Agregó que si bien esta amenaza puede repercutir en la vida nacional y en las relaciones de su país con el exterior, "tenemos que mantener nuestra cohesión ante estas conspiraciones" y actuar con sagacidad e inteligencia.
En la plegaria de este viernes en la Universidad de Teherán, el ex presidente iraní subrayó ante miles de personas que "ese es un plan siniestro" para atemorizar al pueblo, debilitar la economía y la producción, por lo que insistió en mantener la unidad.
Recordó cómo después de la Revolución de 1979 los norteamericanos tuvieron que salir del país, pese a su poderío y control, por lo cual se preguntó "qué quieren conseguir ahora los estadounidenses".
Subrayó que las circunstancias actuales difieren de aquella etapa, con un Irán más consciente, culto y fuerte, y un Estados Unidos envuelto en acontecimientos también diferentes.
Rafsanyani indicó que Washington "está atrapado" en Iraq y Afganistán, donde la población muestra altos signos de animadversión contra los ocupantes.
Los estadounidenses convirtieron a los iraquíes en su peor enemigo por su "mala actuación", comentó.

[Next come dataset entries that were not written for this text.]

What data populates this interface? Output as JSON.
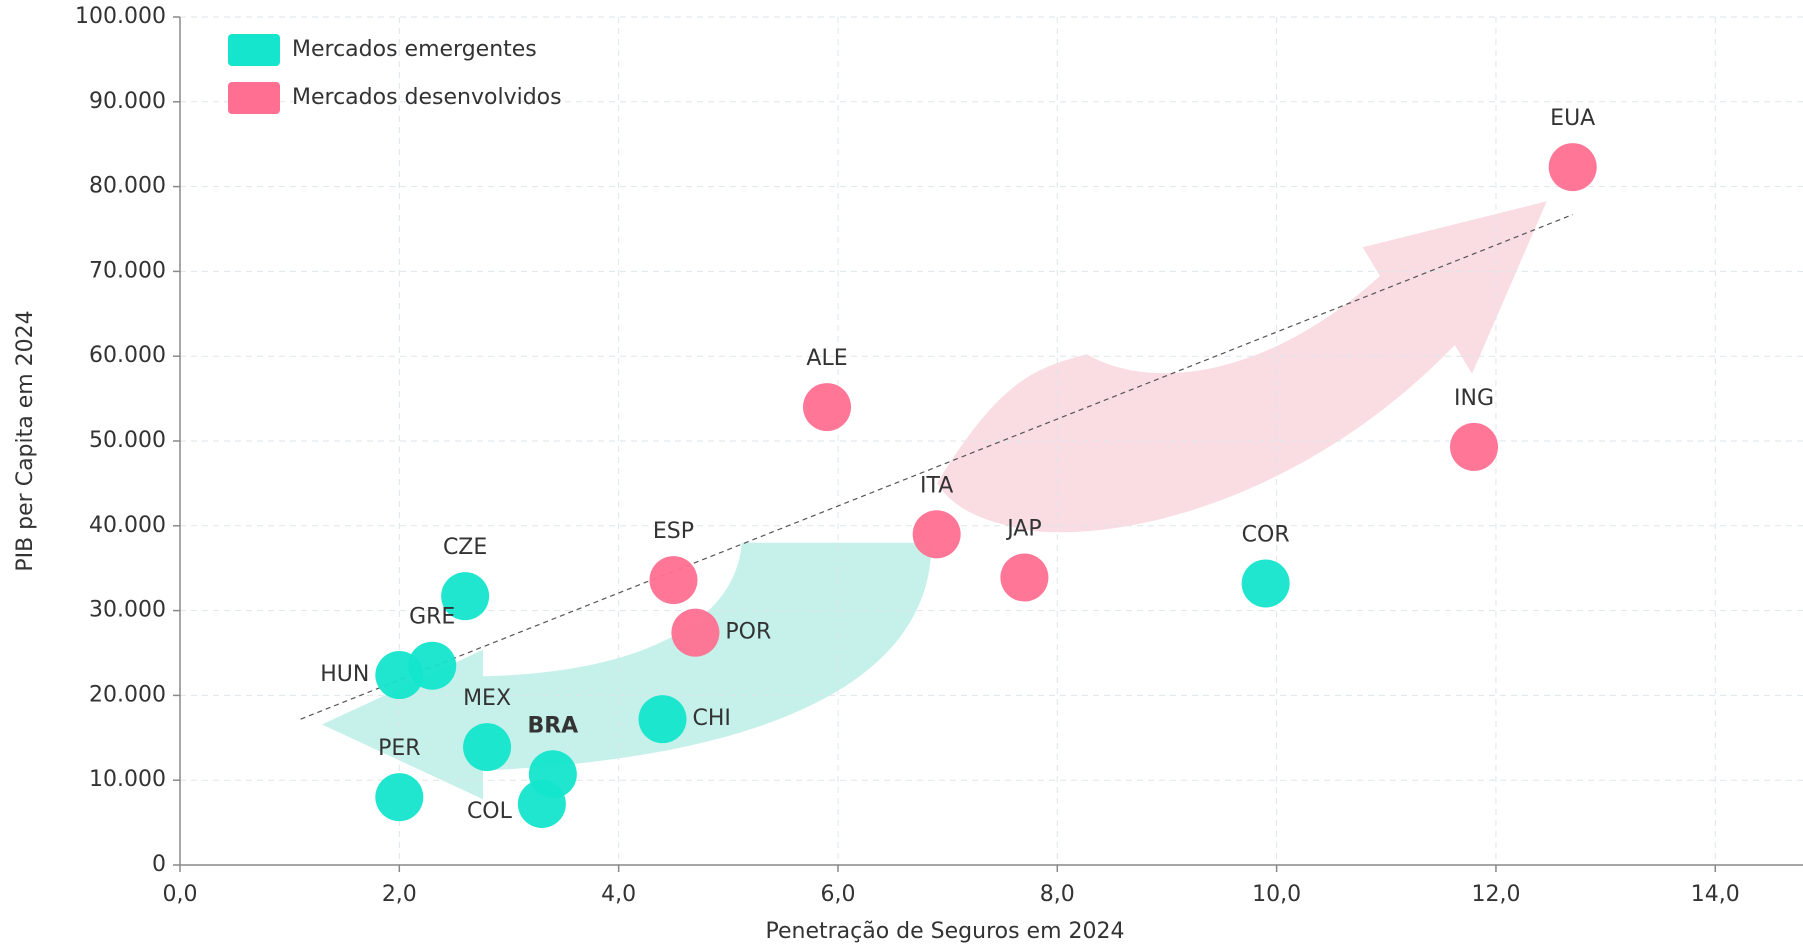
{
  "chart_data": {
    "type": "scatter",
    "x_label": "Penetração de Seguros em 2024",
    "y_label": "PIB per Capita em 2024",
    "xlim": [
      0,
      14.8
    ],
    "ylim": [
      0,
      100000
    ],
    "xticks": [
      {
        "value": 0,
        "label": "0,0"
      },
      {
        "value": 2,
        "label": "2,0"
      },
      {
        "value": 4,
        "label": "4,0"
      },
      {
        "value": 6,
        "label": "6,0"
      },
      {
        "value": 8,
        "label": "8,0"
      },
      {
        "value": 10,
        "label": "10,0"
      },
      {
        "value": 12,
        "label": "12,0"
      },
      {
        "value": 14,
        "label": "14,0"
      }
    ],
    "yticks": [
      0,
      {
        "value": 10000,
        "label": "10.000"
      },
      {
        "value": 20000,
        "label": "20.000"
      },
      {
        "value": 30000,
        "label": "30.000"
      },
      {
        "value": 40000,
        "label": "40.000"
      },
      {
        "value": 50000,
        "label": "50.000"
      },
      {
        "value": 60000,
        "label": "60.000"
      },
      {
        "value": 70000,
        "label": "70.000"
      },
      {
        "value": 80000,
        "label": "80.000"
      },
      {
        "value": 90000,
        "label": "90.000"
      },
      {
        "value": 100000,
        "label": "100.000"
      }
    ],
    "grid": true,
    "legend": "top-left",
    "series": [
      {
        "name": "Mercados emergentes",
        "color": "#14e5cc",
        "labels": [
          "CZE",
          "GRE",
          "HUN",
          "MEX",
          "BRA",
          "PER",
          "COL",
          "CHI",
          "COR"
        ],
        "x": [
          2.6,
          2.3,
          2.0,
          2.8,
          3.4,
          2.0,
          3.3,
          4.4,
          9.9
        ],
        "values": [
          31700,
          23500,
          22400,
          13900,
          10700,
          8000,
          7200,
          17200,
          33200
        ]
      },
      {
        "name": "Mercados desenvolvidos",
        "color": "#ff6f91",
        "labels": [
          "ESP",
          "POR",
          "ALE",
          "ITA",
          "JAP",
          "ING",
          "EUA"
        ],
        "x": [
          4.5,
          4.7,
          5.9,
          6.9,
          7.7,
          11.8,
          12.7
        ],
        "values": [
          33600,
          27400,
          54000,
          39000,
          33900,
          49300,
          82300
        ]
      }
    ],
    "trend_line": {
      "x": [
        1.1,
        12.7
      ],
      "values": [
        17200,
        76700
      ]
    }
  }
}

En otra parte de su discurso enfatizó que la fiesta por el nuevo aniversario de la Revolución islámica, el 11 de febrero, debe constituirse en acto masivo del pueblo contra los enemigos de la nación.
De otro lado, la embajada iraní en el Reino Unido desmintió la noticia publicada por el periódico Daily Telegraf sobre la supuesta colaboración de Irán con Corea del Norte para realizar pruebas nucleares subterráneas.
En una carta enviada al diario británico se señala que el propósito de esa información es crear infundios para desorientar a la opinión pública mundial sobre las verdaderas intenciones del país islámico respecto a su programa nuclear y sus derechos.
Desde el primer momento que comenzó el disenso atómico, en el verano del 2005, las autoridades iraníes reiteraron la voluntad de adherirse a los acuerdos internacionales suscritos en el Tratado de No Proliferación Nuclear.
Añade que la transparencia en las actividades nucleares de Irán fueron reiteradas muchas veces por el Organismo Internacional de Energía Atómica y que ello, de por sí, anula cualquier acusación infundada sobre las intenciones de Irán.